The natives, who are also seized with these symptoms,without being able to divine the physical cause, ascribe them to bis, or bish ; meaning air poisoned, as they imagine, by the deleterious odour of certain flowers. A little observation would have shown them that the flowers in these regions have scarcely any scent; while it is in the most elevated tracts, where all vegetation has ceased, that the feelings in question become most oppressive.

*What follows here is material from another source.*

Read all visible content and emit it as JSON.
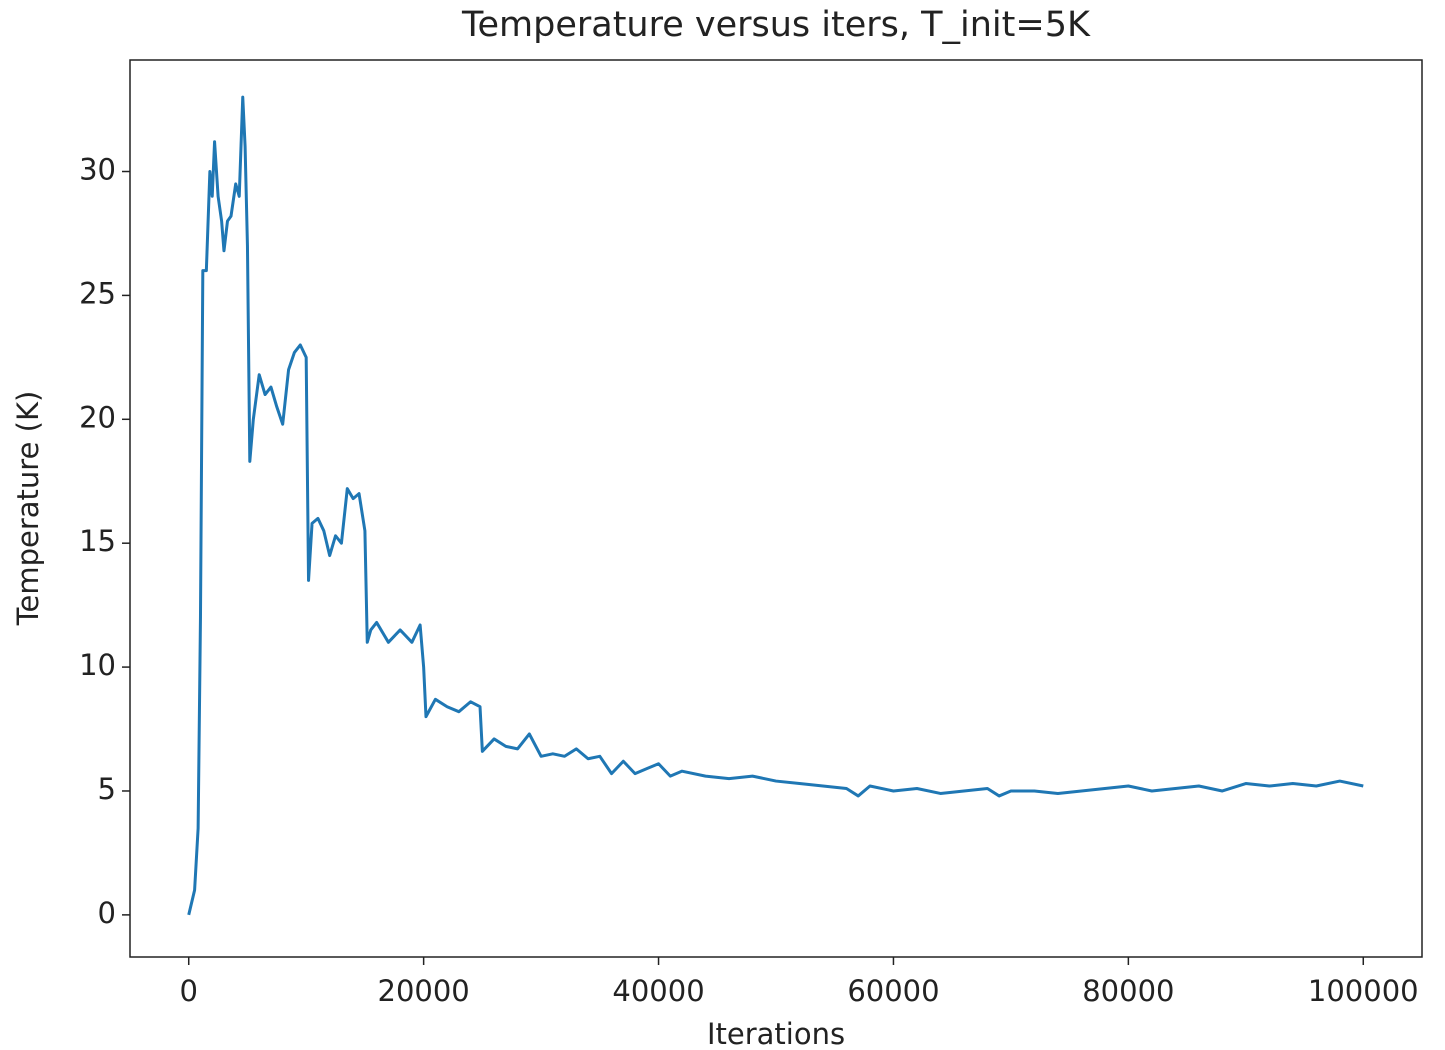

Amid these awful scenes there are two spots peculiarly sacred and sublime; those, namely, where the Jumna and the Ganges, the two rivers which give grandeur and fertility to the plain of Hindustan, burst from beneath the eternal snows. No mortal foot has yet ascended to their highest springs, situated in the most elevated recesses of the mountains. There they issue forth as torrents, amid broken masses of granite, to force their way through the deep glens of the middle Himalayah.

- HUGH MURRAY

What animals disappear as we reach the higher region? What are the chief animals found there?What is remarkable about the musk-deer? What birds are found there? What domestic animals are reared by the natives? What are the highest peaks in the range? What is the height of Everest? What is the character of Cashmere? What is the nature of the passes across the Himalayah ridge? What makes travelling by them very dangerous? What painful sensation does the traveller often feel in the higher altitudes? To what do the natives ascribe this? To what is it really owing? What are the two spots which are peculiarly sacred and sublime?